Juan Bautista se sitúa en la misma tradición y grita que se acerca ya el reino de los cielos. Debe ser de allí, porque no funciona como ningún otro reino de la tierra. Hay que preparar el camino al Señor. Su testimonio destila tanta autenticidad que incluso las “víboras” vienen a bautizarse. En la mentalidad judía del momento la austeridad y la penitencia eran un buen remedio para las propias faltas y, a fin de cuentas, tampoco era tan costoso dejarse sumergir en el rio. Sin embargo, el símbolo vaciado de contenido e intención pierde cualquier efectividad. Lo mismo pasa hoy en día entre nosotros, que hay quien practica ritos esperando que su cumpli-miento amortigüe sus culpas y valide una vida centrada en sus propios intereses y ajena a la compasión por los demás según esa ley de la selva de la que Isaías anunciaba ya el final; merece la pena intentar blanquearse.
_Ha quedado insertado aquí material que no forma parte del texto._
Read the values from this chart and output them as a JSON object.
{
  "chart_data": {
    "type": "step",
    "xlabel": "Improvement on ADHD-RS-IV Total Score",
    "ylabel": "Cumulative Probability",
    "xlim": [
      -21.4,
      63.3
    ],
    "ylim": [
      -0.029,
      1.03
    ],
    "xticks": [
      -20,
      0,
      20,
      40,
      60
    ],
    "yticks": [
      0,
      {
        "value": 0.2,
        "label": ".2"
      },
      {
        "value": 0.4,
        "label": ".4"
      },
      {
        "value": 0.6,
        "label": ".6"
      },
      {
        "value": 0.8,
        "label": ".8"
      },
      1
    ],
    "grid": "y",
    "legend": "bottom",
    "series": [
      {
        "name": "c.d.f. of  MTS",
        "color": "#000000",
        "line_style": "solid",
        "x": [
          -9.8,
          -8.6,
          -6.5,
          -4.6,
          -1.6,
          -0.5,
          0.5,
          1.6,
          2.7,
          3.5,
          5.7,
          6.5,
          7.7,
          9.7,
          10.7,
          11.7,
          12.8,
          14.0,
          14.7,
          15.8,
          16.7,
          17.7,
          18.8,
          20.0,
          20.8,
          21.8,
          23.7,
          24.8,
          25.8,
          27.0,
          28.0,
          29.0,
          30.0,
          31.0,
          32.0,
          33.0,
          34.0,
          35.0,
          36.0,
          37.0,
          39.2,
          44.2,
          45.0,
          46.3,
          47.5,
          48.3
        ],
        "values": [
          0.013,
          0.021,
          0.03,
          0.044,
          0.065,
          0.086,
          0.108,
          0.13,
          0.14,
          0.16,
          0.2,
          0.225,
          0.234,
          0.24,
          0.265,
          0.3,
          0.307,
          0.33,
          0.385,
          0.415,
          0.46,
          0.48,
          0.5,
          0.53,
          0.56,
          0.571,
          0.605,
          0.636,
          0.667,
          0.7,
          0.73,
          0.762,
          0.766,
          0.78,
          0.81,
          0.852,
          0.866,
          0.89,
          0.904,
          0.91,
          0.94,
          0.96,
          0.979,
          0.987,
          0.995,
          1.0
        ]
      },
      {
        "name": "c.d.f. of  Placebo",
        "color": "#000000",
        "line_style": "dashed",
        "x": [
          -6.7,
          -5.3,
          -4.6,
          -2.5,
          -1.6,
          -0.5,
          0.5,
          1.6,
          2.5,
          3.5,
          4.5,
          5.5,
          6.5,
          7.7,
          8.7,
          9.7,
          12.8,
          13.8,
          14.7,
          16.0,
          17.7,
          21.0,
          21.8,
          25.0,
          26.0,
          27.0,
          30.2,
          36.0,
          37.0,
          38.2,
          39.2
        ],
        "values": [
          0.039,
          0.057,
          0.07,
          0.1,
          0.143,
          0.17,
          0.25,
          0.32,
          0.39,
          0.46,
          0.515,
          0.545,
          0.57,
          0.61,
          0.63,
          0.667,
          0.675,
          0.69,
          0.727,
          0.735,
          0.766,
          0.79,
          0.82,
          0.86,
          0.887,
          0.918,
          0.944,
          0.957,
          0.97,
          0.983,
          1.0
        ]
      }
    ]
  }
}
Mas aquellas víboras no consiguieron engañar a Juan y tampoco las de hoy lo harían. Quien viene trae un bautismo nuevo en Espíritu y fuego.

Para Pablo es necesario mantener esa unidad que asegura la paz y el criterio de unión es Jesucristo. Él es el rey que está siempre llegando y siempre presente. Ejerció la fidelidad de Dios al hacerse servidor de los judíos y acogió a todos los gentiles como práctica concreta de misericordia. Misericordia y justicia son inseparables. La paz verdadera que promete no es la que amenaza con caernos encima en estas fiestas próximas: esa tan estética y tan conformada, tan exterior y tan poco transformadora, que confía solo en el azar del sorteo y muy poco en la Palabra sincera que espera ser vivida por muchos tras su inauguración por Jesús y unos pocos seguidores. Esperamos otra cosa distinta a festejos tan iluminados que al deslumbrarnos nos  impiden percibir la llama interior que nos une a todos y hay que ir desbrozando el corazón para que la paz, la justicia y la prosperidad sean, por sin, reales para todos.